Key mediator Qatar described the negotiations for a truce in Gaza and an agreement on the release of hostages as being in their “final stages,” and it expressed hope that an agreement might be reached “very soon” on Tuesday.
Qatar, Egypt, and the United States have increased efforts to mediate a truce to free prisoners kidnapped during Hamas’ October 7, 2023, assault on Israel.
Israeli Prime Minister Benjamin Netanyahu reportedly met with top security officials late Tuesday to discuss the deal, according to his office.
“The ball is now in Hamas’s court,” US Secretary of State Antony Blinken said earlier. “If Hamas accepts, the deal is ready to be concluded and implemented.”
US President Joe Biden and Egyptian counterpart Abdel Fattah al-Sisi spoke over the phone Tuesday about the need for both sides to show “flexibility” in order to reach a deal, according to a statement from Sisi’s office.

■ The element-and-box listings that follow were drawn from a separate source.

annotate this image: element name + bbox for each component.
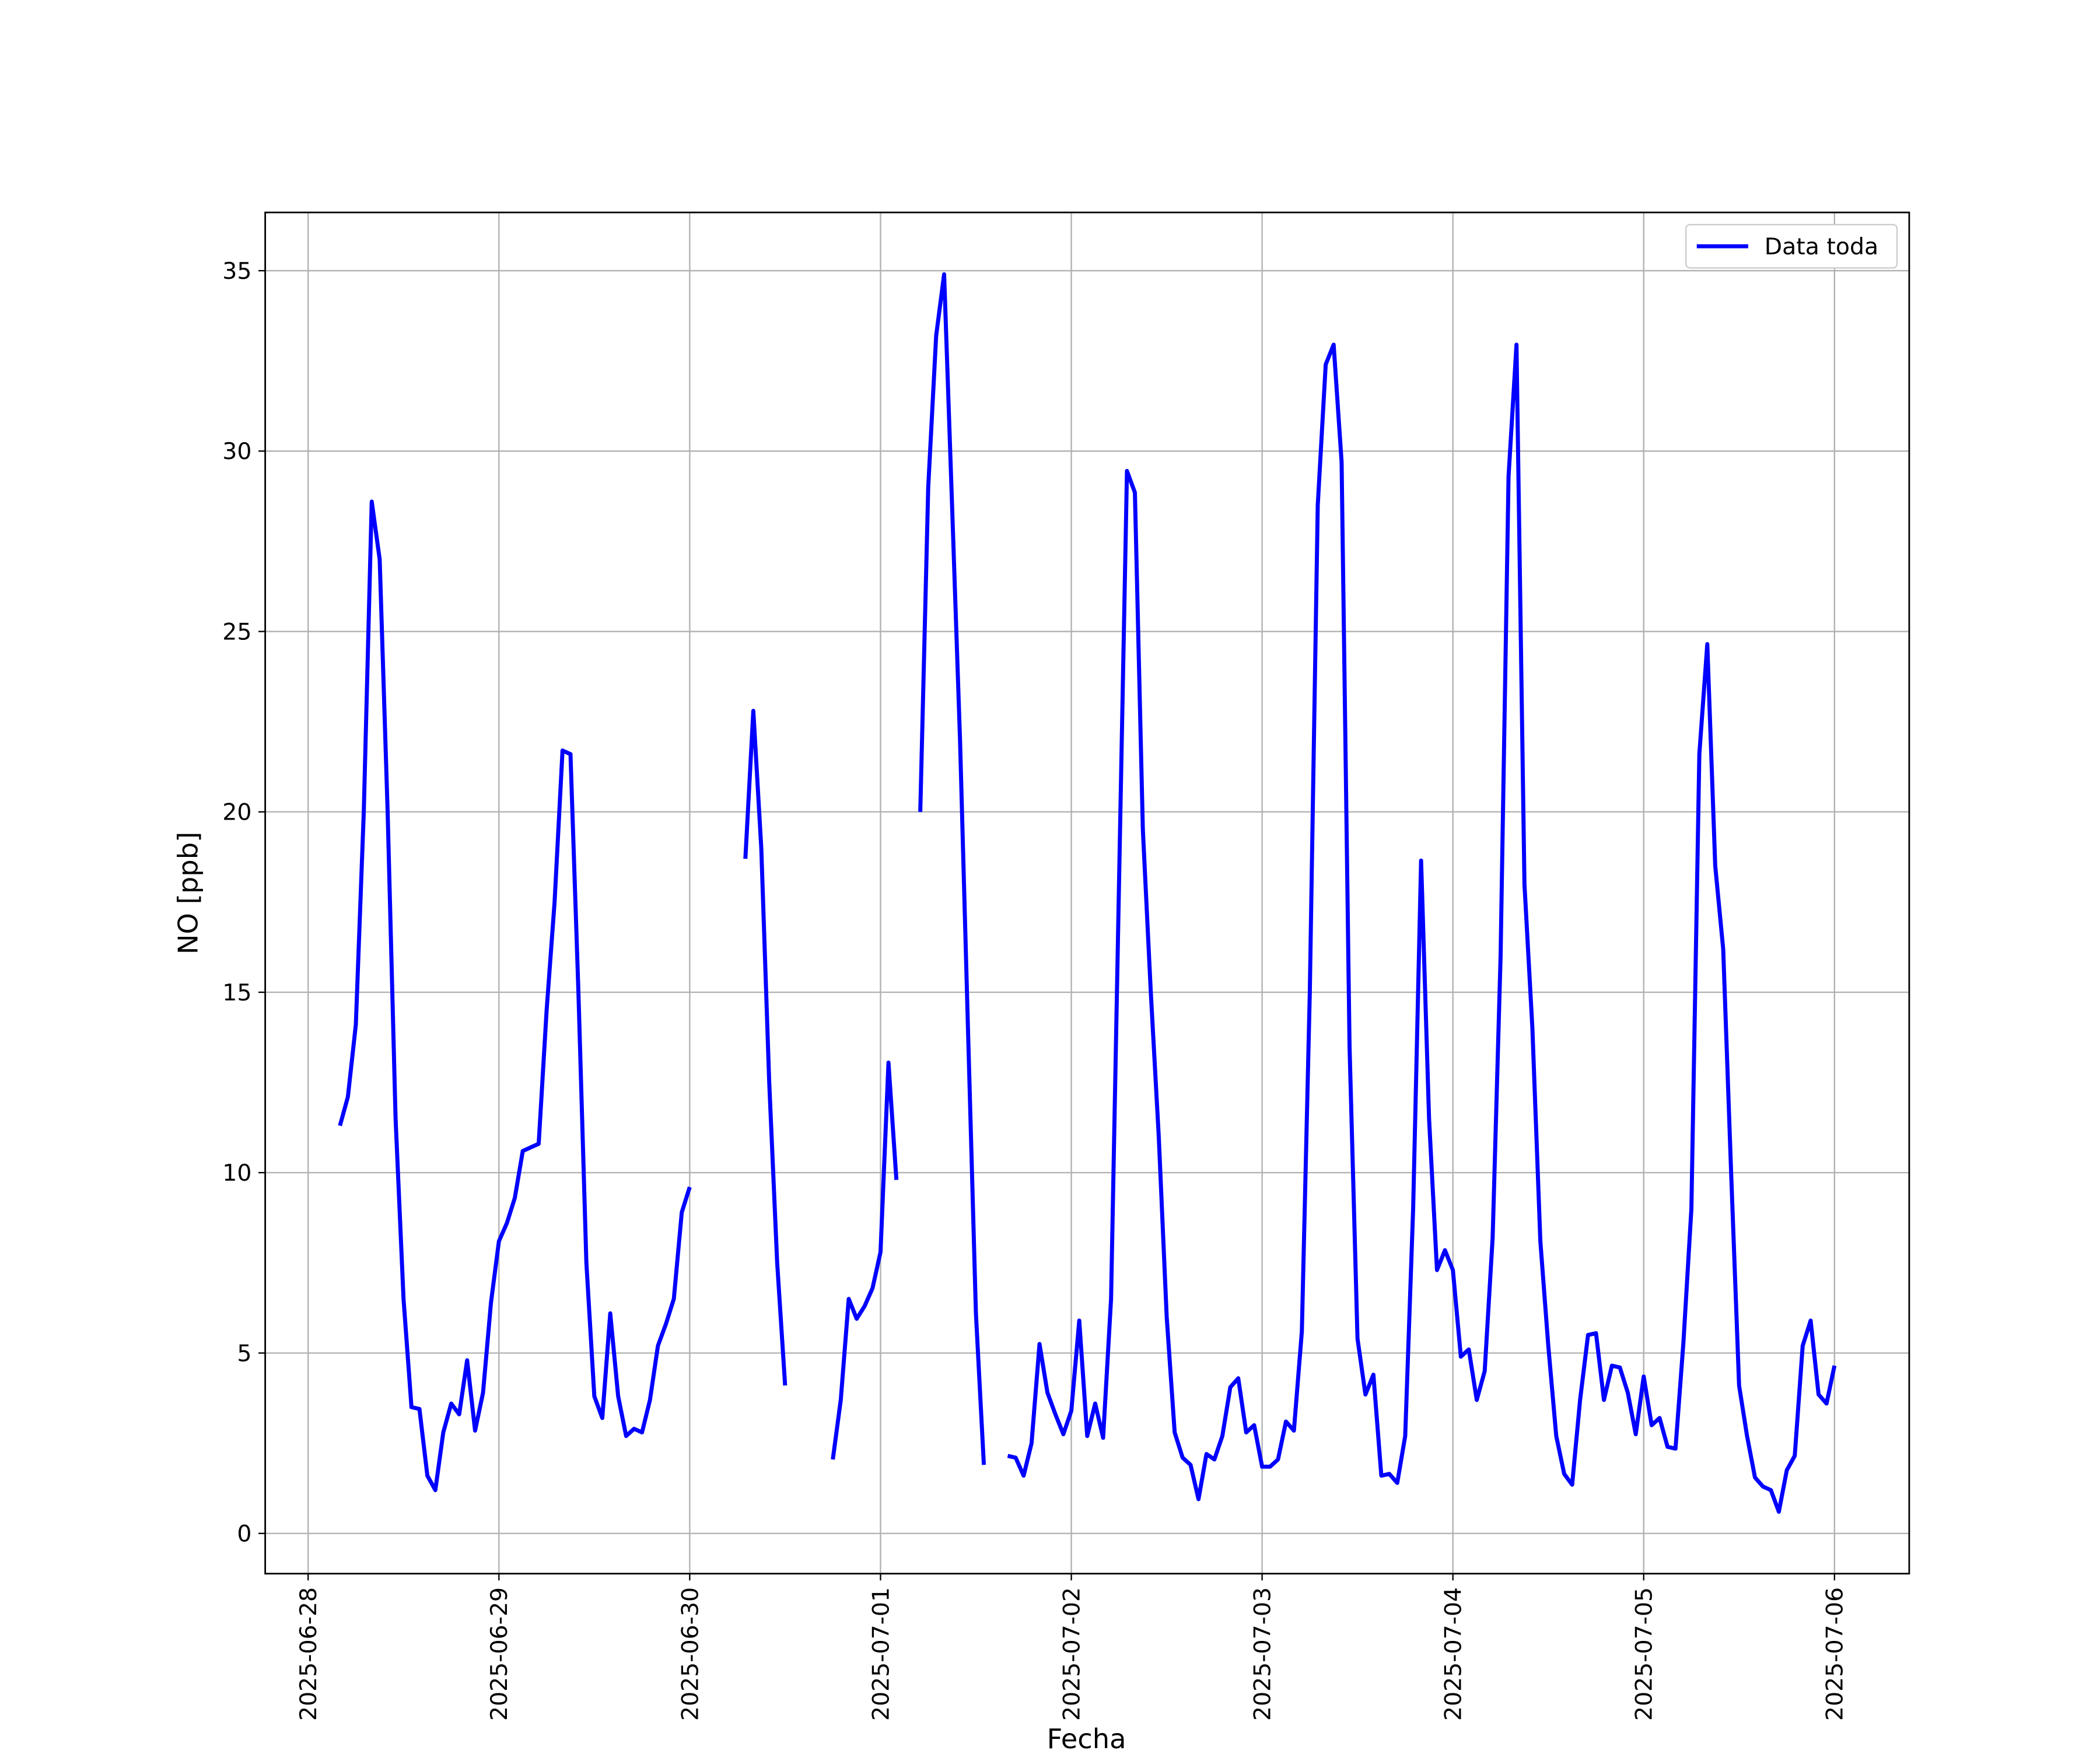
y-tick-label: 30: [222, 438, 251, 465]
plot-background: [265, 212, 1909, 1574]
data-line: [338, 272, 1837, 1514]
y-tick-label: 10: [222, 1160, 251, 1186]
y-axis-label: NO [ppb]: [173, 832, 204, 954]
x-tick-label: 2025-07-06: [1822, 1587, 1849, 1721]
plot-frame: [264, 211, 1910, 1575]
legend-label: Data toda: [1765, 233, 1878, 260]
x-tick-label: 2025-06-29: [486, 1587, 513, 1721]
y-tick-label: 5: [237, 1340, 251, 1367]
x-tick-label: 2025-07-01: [867, 1587, 894, 1721]
x-tick-label: 2025-07-04: [1440, 1587, 1467, 1721]
x-tick-label: 2025-07-02: [1058, 1587, 1085, 1721]
y-tick-label: 25: [222, 618, 251, 645]
x-tick-label: 2025-06-28: [295, 1587, 322, 1721]
y-tick-label: 35: [222, 258, 251, 285]
legend-box: [1685, 223, 1898, 269]
legend: Data toda: [1685, 223, 1898, 269]
x-tick-label: 2025-06-30: [677, 1587, 704, 1721]
x-tick-label: 2025-07-05: [1631, 1587, 1658, 1721]
y-tick-label: 20: [222, 799, 251, 826]
y-tick-label: 15: [222, 979, 251, 1006]
x-tick-label: 2025-07-03: [1250, 1587, 1276, 1721]
y-tick-label: 0: [237, 1521, 251, 1548]
x-axis-label: Fecha: [1047, 1723, 1126, 1750]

Biden had said the day before Donald Trump’s inauguration that an agreement was “on the brink” of being reached.
The negotiations were in their “final stages” on Tuesday, according to Majed al-Ansari, a spokesman for the Qatari foreign ministry.
“Certainly we are hopeful that this would lead very soon to an agreement,” Ansari said, while adding that “until there is an announcement… we shouldn’t be over-excited”.
Israeli Foreign Minister Gideon Saar, meanwhile, said during a visit to Rome that there was a “true willingness from our side to reach an agreement”.
Hamas’s October 7 attack, the deadliest in Israel’s history, resulted in the deaths of 1,210 people, mostly civilians, according to an AFP tally of official Israeli figures.
On that day, militants also took 251 people hostage, 94 of whom are still being held in Gaza, including 34 the Israeli military says are dead.
Israel’s retaliatory campaign in Gaza has killed 46,645 people, a majority of them civilians, according to the health ministry in the Hamas-run territory, whose figures the UN considers reliable.